Like the standard Griselinia, the wonderful Griselinia Redge has evergreen, glossy green leaves, which on this variety, are offset by darker coloured leaf stalks and stems. It is a more compact grower than the standard variety, and could be considered more ‘shrubby’. If anything, it makes a fantastic hedge because of this, with its good branching habit and strong healthy, disease resistant roots.

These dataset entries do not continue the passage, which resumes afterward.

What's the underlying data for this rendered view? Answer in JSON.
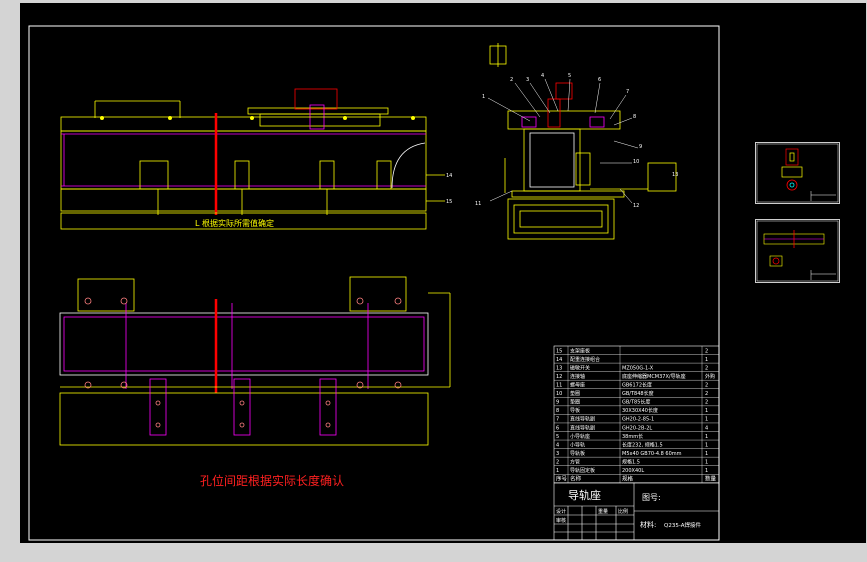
{
  "drawing": {
    "note": "孔位间距根据实际长度确认",
    "section_label": "L 根据实际所需值确定",
    "colors": {
      "background": "#000000",
      "border": "#ffffff",
      "outline": "#ffff00",
      "member": "#ff00ff",
      "centerline": "#ff0000",
      "detail": "#00ffff",
      "note": "#ff2020"
    },
    "bom": {
      "rows": [
        {
          "no": "15",
          "name": "支架座板",
          "spec": "",
          "qty": "2"
        },
        {
          "no": "14",
          "name": "配重连接组合",
          "spec": "",
          "qty": "1"
        },
        {
          "no": "13",
          "name": "磁敏开关",
          "spec": "MZ050G-1-X",
          "qty": "2"
        },
        {
          "no": "12",
          "name": "连接轴",
          "spec": "底座伸缩器MCM37X/导轨座",
          "qty": "外购"
        },
        {
          "no": "11",
          "name": "螺母座",
          "spec": "GB6172长度",
          "qty": "2"
        },
        {
          "no": "10",
          "name": "垫圈",
          "spec": "GB/T848长度",
          "qty": "2"
        },
        {
          "no": "9",
          "name": "垫圈",
          "spec": "GB/T85长度",
          "qty": "2"
        },
        {
          "no": "8",
          "name": "导板",
          "spec": "30X30X40长度",
          "qty": "1"
        },
        {
          "no": "7",
          "name": "直线导轨副",
          "spec": "GH20-2-85-1",
          "qty": "1"
        },
        {
          "no": "6",
          "name": "直线导轨副",
          "spec": "GH20-2B-2L",
          "qty": "4"
        },
        {
          "no": "5",
          "name": "小导轨座",
          "spec": "38mm长",
          "qty": "1"
        },
        {
          "no": "4",
          "name": "小导轨",
          "spec": "长度232, 规格1.5",
          "qty": "1"
        },
        {
          "no": "3",
          "name": "导轨板",
          "spec": "M5x40 GB70-4.8 60mm",
          "qty": "1"
        },
        {
          "no": "2",
          "name": "方管",
          "spec": "规格1.5",
          "qty": "1"
        },
        {
          "no": "1",
          "name": "导轨固定板",
          "spec": "200X40L",
          "qty": "1"
        }
      ],
      "header": {
        "no": "序号",
        "name": "名称",
        "spec": "规格",
        "qty": "数量"
      }
    },
    "title_block": {
      "title": "导轨座",
      "drawing_no_label": "图号:",
      "material_label": "材料:",
      "material_value": "Q235-A焊接件",
      "weight_label": "重量",
      "scale_label": "比例",
      "design_label": "设计",
      "check_label": "审核"
    },
    "callouts": [
      "1",
      "2",
      "3",
      "4",
      "5",
      "6",
      "7",
      "8",
      "9",
      "10",
      "11",
      "12",
      "13",
      "14",
      "15"
    ]
  },
  "thumbnails": [
    {
      "name": "thumbnail-side-view"
    },
    {
      "name": "thumbnail-front-view"
    }
  ]
}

It is also slower growing than the standard variety, growing around 30cm a year, and is therefore a great option for a lower hedge, smaller garden or even container cultivation. The standard variety may be better if you’re after a quick forming, especially tall screen, but the beauty of Redge is that if you’re after something that can be kept a bit shorter, and you want to avoid lots of pruning and hedge trimming, it doesn’t require all that work – it will naturally grow to, and retain a more compact shape and height.

It is reported hardy down to around -10°C, and will withstand salt laden winds on the seafront in sheltered or enclosed estuaries like St. Mawes and Falmouth in Cornwall. In exposed positions it will need to be positioned several hundred feet from the sea, and for extremely exposed coastal sites like Land’s End, and Lizard Point in Cornwall, we would recommend the tougher Olearia traversii Compacta. Notwithstanding this, the wonderful Griselinia Redge is a top choice for most locations, in a sun-part shade sheltered spot, in a fertile, well drained soil.